Run BinSight against a single APK file or an entire directory. The --model
argument is now the central piece of the command.
You specify the model using the format recognized by litellm
. Here are some common examples:
- Gemini:
gemini/gemini-2.5-pro
- SiliconFlow:
openai/Qwen/Qwen3-32B
# Analyze with OpenAI's GPT-4o (requires OPENAI_API_KEY)
python binsight.py /path/to/app.apk --model gpt-4o --api_key "YOUR_KEY"
# Analyze with Google's Gemini Pro (requires GEMINI_API_KEY)
python binsight.py /path/to/app.apk --model gemini/gemini-2.5-flash --api_key "YOUR_KEY"
# Analyze with SiliconFlow's Qwen/Qwen3-32B, providing the key directly
python binsight.py /path/to/app.apk --model "openai/Qwen/Qwen3-32B" --api_base "https://api.siliconflow.cn/v1" --api_key "YOUR_KEY"
input_path
: Required. Path to an APK file or a directory of APKs.--model
: Required. The model identifier forlitellm
.--api_key
: Optional. Provide the API key directly. Overrides environment variables.--api_base
: Optional. The API base URL for custom providers (e.g., SiliconFlow, local models).

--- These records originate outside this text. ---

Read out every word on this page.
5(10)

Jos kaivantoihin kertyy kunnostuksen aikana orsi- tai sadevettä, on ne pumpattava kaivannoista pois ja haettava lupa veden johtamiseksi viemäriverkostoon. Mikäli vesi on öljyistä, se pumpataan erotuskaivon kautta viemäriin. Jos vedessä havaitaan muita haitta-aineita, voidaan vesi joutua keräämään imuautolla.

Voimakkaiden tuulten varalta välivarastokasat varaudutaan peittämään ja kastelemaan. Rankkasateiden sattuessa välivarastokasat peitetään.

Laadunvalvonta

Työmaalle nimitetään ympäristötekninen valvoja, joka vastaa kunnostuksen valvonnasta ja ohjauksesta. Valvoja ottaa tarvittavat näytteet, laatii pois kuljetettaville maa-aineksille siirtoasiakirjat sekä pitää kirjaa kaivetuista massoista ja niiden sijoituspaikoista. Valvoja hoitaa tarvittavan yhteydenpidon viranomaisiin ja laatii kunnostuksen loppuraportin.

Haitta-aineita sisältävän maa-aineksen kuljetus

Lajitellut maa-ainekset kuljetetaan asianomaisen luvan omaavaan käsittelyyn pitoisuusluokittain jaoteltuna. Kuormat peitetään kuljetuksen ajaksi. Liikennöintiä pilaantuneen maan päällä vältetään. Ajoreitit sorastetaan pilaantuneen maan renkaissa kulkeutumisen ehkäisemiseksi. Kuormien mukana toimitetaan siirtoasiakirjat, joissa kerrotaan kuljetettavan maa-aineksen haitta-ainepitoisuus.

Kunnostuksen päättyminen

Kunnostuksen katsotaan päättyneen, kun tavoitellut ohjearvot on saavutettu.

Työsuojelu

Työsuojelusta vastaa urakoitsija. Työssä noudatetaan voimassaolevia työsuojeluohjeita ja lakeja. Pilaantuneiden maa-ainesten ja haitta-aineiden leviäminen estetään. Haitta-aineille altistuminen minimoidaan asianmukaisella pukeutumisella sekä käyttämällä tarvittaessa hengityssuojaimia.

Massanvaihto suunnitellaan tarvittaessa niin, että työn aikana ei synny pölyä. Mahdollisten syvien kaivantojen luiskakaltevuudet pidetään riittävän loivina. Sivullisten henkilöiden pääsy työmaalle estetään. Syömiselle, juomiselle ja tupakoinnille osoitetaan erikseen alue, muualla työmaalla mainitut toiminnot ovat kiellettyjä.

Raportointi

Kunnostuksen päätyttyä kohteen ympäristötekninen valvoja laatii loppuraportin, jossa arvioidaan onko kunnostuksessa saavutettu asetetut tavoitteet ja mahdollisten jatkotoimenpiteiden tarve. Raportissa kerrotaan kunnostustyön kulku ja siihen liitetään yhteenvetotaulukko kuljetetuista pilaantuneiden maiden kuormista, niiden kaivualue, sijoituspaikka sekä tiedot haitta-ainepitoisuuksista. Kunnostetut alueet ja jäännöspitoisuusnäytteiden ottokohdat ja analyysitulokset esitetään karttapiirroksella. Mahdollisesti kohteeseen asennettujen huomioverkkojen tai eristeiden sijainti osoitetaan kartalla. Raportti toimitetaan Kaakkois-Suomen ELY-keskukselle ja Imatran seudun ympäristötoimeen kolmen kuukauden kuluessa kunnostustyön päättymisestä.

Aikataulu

Here is a sample output from analyzing an APK using openai/Qwen/Qwen3-32B
.
$ python binsight.py /path/to/some.apk --model openai/Qwen/Qwen3-32B --api_base "https://api.siliconflow.cn/v1" --api_key "sk-xxx"
==================================================
Starting analysis for: some.apk
==================================================
--- Comprehensive Analysis (Disassembly + LLM) ---
[*] Processing: libflutter.so (from lib/arm64-v8a/libflutter.so)
-> Analyzing with litellm (model: openai/Qwen/Qwen3-32B, attempt: 1/3)...
[+] LLM analysis result: Intent: Google Flutter UI Framework | Confidence: High | Evidence: Known library name confirmed by numerous 'flutter::' and 'dart::' function names and strings like 'Flutter Engine'.
------------------------------------
Final Analysis Summary for some.apk
------------------------------------
Analysis complete! Found 1 SDKs or code intents:
- Intent Analysis - libflutter.so
Intent: Google Flutter UI Framework | Confidence: High | Evidence: Known library name confirmed by numerous 'flutter::' and 'dart::' function names and strings like 'Flutter Engine'.